Jim/Tim/Renato,
A few days ago (has it been weeks now?) we discussed a codegen problem on
armv4t having to do with lo->lo register copies. I'd like to start that
discussion again, this time with a patch.
A brief summary of the problem for folks who didn't catch the discussion
earlier, and those like me who forget what they ate for breakfast: ;]
The mov instruction on armv4t (specifically, thumb1) is limited in that it
cannot copy from lo register to lo register, but the register allocator assumes
it can do whatever it wants. This means that copies get emitted which don't
work on that architecture, leading to broken code even for trivial cases like:
"void foo(int a, int b) { bar(b, a); }".
There are several different options which we discussed, and various trade-offs
for each (roughly ordered in amount of work to implement):
1) push {$src} ; pop {$dst}
The idea here is that since push & pop are relatively unrestricted
in
which registers they can operate on, we can use the stack to do the
lo -> lo copy. The big drawback here is performance (both code size
and
speed). On the other hand, it looks 'obviously' correct.
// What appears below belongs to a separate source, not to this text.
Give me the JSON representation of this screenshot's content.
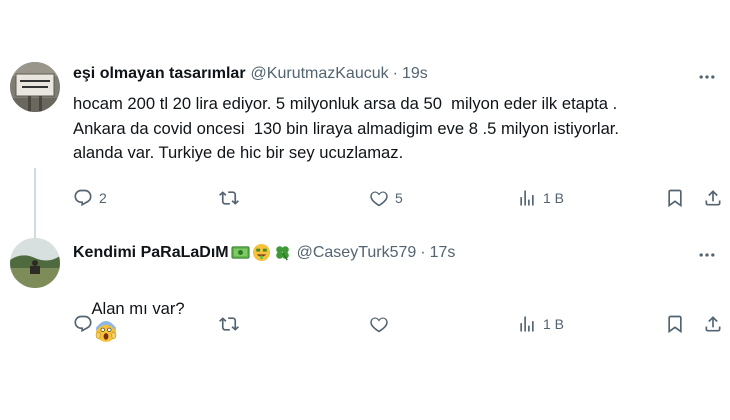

The
attached
patch implements this.
2) mov hi, $src ; mov $dst, hi
Here, we copy through some high register, but the options on which one
are a bit limited:
r8 - Callee save (in ARM mode, unused in Thumb mode)
r9 - IIRC, this one is a platform defined special register?
r10 - Caller save (in ARM mode, unused in Thumb mode)
r11 - Caller save (in ARM mode, unused in Thumb mode)
r12 - Linker Scratch
Callee save regs are basically a non-starter, and r9 is not available
on all platforms so that leaves r10-12. I tired using r12, but I think
this clashes with assumptions made by the register scavenger that it
can
use that register. I haven't tried using r10 & r11.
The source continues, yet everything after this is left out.